Den am Trainingsbetrieb teilnehmenden Sportlern sind die Gefahren und Risiken einer möglichen Infektion bei der Ausübung von Kontaktsportarten bewusst. Die Teilnahme am Trainingsbetrieb erfolgt daher freiwillig und in Zusammenhang mit SARS-CoV-2 und COVID-19 eigenverantwortlich und auf eigene Gefahr. Der Verein, seine Organe und Vertreter übernehmen keine Haftung im Falle möglicher Infektionen oder Erkrankungen.

Den teilnehmenden Sportlern und ihren gesetzlichen Vertretern ist bewusst, dass Karate als Kontaktsportart betrieben wird und das gegenseitige Berühren Bestandteil des Trainings- und Prüfungsprogrammes ist (u.a. Partnerübungen, Zweikampfübungen, Randori, Kumite). Die Teilnahme an derartigen Partnerübungen erfolgt freiwillig und auf eigenes Risiko.

Die Ausübung des Karate-Sportes ist zum Teil hochintensiv und körperlich anstrengend.
Um ein ungehindertes Atmen zu ermöglichen und eine ausreichende Sauerstoffversorgung zu gewährleisten ist das Trainieren ohne Mund-Nasen-Schutz möglich, es sei denn gesetzliche Bestimmungen sehen anderes vor.
Das freiwillige Tragen eines Mund-Nasen-Schutzes ist möglich.
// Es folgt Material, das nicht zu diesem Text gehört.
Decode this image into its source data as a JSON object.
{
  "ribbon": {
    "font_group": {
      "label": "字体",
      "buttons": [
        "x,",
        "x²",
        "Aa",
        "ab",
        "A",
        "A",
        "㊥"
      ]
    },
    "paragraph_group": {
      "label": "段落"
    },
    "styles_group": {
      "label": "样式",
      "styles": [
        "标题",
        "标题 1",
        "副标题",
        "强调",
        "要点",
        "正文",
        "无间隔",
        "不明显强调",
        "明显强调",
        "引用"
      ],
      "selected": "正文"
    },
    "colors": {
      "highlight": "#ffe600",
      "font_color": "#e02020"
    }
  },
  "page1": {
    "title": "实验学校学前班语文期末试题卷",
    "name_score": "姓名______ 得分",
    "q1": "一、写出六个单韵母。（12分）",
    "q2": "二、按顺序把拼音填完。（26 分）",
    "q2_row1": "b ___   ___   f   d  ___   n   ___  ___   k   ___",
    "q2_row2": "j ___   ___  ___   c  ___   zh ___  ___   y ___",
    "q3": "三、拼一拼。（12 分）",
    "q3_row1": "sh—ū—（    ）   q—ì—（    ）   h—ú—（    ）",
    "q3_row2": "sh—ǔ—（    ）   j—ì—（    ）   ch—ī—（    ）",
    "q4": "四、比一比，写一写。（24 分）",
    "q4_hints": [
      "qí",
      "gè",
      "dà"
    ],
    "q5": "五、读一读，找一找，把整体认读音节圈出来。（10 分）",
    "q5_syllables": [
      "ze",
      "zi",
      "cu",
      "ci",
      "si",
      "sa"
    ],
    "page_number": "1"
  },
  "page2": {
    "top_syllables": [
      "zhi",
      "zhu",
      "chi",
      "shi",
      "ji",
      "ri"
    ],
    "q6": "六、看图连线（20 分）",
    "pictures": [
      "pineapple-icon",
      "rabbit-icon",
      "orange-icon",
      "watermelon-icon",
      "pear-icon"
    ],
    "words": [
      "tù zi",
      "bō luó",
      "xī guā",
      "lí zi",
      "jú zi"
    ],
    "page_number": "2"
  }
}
Es wird empfohlen die gesundheitliche Eignung zum Tragen eines Mund-Nasen-Schutzes bei körperlich anstrengenden sportlichen Belastungen vor Teilnahme am Training ärztlich abzuklären.

Es wird ausdrücklich darauf hingewiesen, dass Situationen eintreten können, bei denen der erforderliche Mindestabstand von 1m kurzzeitig unterschritten wird oder nicht eingehalten werden kann. z.B. in der Umkleidekabine.